Après Billie, paru l’année dernière et qui a suscité des réactions passionnelles et contrastées, Anna Gavalda continue de prélever dans son abondante production récente de quoi constituer des livres autonomes. Ainsi a-t-elle souhaité rassembler dans La vie en mieux deux longues nouvelles, ou novellas, qui n’ont en théorie aucun rapport entre elles, mais présentent nombre de similitudes, comme autant de constantes de l’univers gavaldien.
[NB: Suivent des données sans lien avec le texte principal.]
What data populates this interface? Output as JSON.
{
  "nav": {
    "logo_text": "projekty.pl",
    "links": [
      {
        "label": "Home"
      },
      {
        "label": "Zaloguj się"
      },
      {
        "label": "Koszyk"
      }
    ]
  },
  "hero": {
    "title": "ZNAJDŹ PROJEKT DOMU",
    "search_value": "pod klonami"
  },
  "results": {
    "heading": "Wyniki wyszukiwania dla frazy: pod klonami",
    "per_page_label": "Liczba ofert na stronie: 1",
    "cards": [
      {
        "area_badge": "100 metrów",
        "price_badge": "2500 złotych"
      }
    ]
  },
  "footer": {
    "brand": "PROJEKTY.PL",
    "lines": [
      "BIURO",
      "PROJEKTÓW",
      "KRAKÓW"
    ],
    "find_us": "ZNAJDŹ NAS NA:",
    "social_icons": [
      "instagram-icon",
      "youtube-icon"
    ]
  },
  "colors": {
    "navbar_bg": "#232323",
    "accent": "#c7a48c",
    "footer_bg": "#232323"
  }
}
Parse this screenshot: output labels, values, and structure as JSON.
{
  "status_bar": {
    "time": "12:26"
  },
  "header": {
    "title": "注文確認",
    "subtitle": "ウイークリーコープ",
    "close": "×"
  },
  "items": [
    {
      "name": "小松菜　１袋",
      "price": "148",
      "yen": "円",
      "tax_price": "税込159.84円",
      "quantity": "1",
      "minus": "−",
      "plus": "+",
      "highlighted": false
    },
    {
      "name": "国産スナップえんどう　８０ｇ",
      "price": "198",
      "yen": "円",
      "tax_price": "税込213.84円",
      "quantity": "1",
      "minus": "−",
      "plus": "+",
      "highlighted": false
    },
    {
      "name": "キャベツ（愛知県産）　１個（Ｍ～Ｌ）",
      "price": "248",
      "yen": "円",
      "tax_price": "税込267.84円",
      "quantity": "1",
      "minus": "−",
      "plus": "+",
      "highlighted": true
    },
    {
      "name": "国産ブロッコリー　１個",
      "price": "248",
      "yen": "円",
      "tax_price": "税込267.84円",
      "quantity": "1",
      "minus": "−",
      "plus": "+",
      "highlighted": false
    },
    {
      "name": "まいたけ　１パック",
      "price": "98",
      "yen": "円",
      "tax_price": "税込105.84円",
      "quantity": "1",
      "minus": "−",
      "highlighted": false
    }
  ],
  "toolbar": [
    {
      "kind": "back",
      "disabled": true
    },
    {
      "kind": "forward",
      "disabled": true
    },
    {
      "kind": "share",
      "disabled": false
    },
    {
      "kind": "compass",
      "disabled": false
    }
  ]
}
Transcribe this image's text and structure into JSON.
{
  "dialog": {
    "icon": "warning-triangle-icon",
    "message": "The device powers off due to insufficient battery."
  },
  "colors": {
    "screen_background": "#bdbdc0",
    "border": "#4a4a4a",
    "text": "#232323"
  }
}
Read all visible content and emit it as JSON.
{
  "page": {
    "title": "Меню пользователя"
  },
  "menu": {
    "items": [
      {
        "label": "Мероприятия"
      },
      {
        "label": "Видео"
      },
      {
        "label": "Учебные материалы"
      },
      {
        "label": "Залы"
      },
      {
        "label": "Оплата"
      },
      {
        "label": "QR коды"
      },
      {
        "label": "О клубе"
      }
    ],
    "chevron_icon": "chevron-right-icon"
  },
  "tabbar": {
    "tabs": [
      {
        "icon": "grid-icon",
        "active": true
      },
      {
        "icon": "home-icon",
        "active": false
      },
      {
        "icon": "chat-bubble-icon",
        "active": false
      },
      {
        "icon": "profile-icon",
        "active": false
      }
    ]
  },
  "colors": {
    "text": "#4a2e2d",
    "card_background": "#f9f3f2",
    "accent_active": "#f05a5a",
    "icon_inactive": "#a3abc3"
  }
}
Mathilde et Yann, les héros, sont deux jeunes mal dans leur peau, étriqués et sans but. Elle travaille pour son beau-frère dans une boîte de communication, et, en attendant de rencontrer le grand amour, fait n’importe quoi : boîtes, alcool, baise avec le premier venu. Un jour, elle oublie dans un bistrot son sac à main, dans lequel elle transportait 10 000 euros en liquide, appartenant à sa colocataire. Catastrophe et déprime alcoolisée, jusqu’à ce qu’un certain Jean-Baptiste la contacte et lui rende le magot, intact. Un gars moche, bizarre, pas très sympathique au premier abord, dont elle sait juste qu’il est cuisinier, sans doute dans le quartier. Plus profondément marquée par le garçon qu’elle ne veut bien l’admettre, elle va se mettre à sa recherche, visitant les restaurants alentour, avant d’apprendre qu’il a quitté Paris. Acceptera-t-elle de tout plaquer pour le rejoindre et faire le grand saut ?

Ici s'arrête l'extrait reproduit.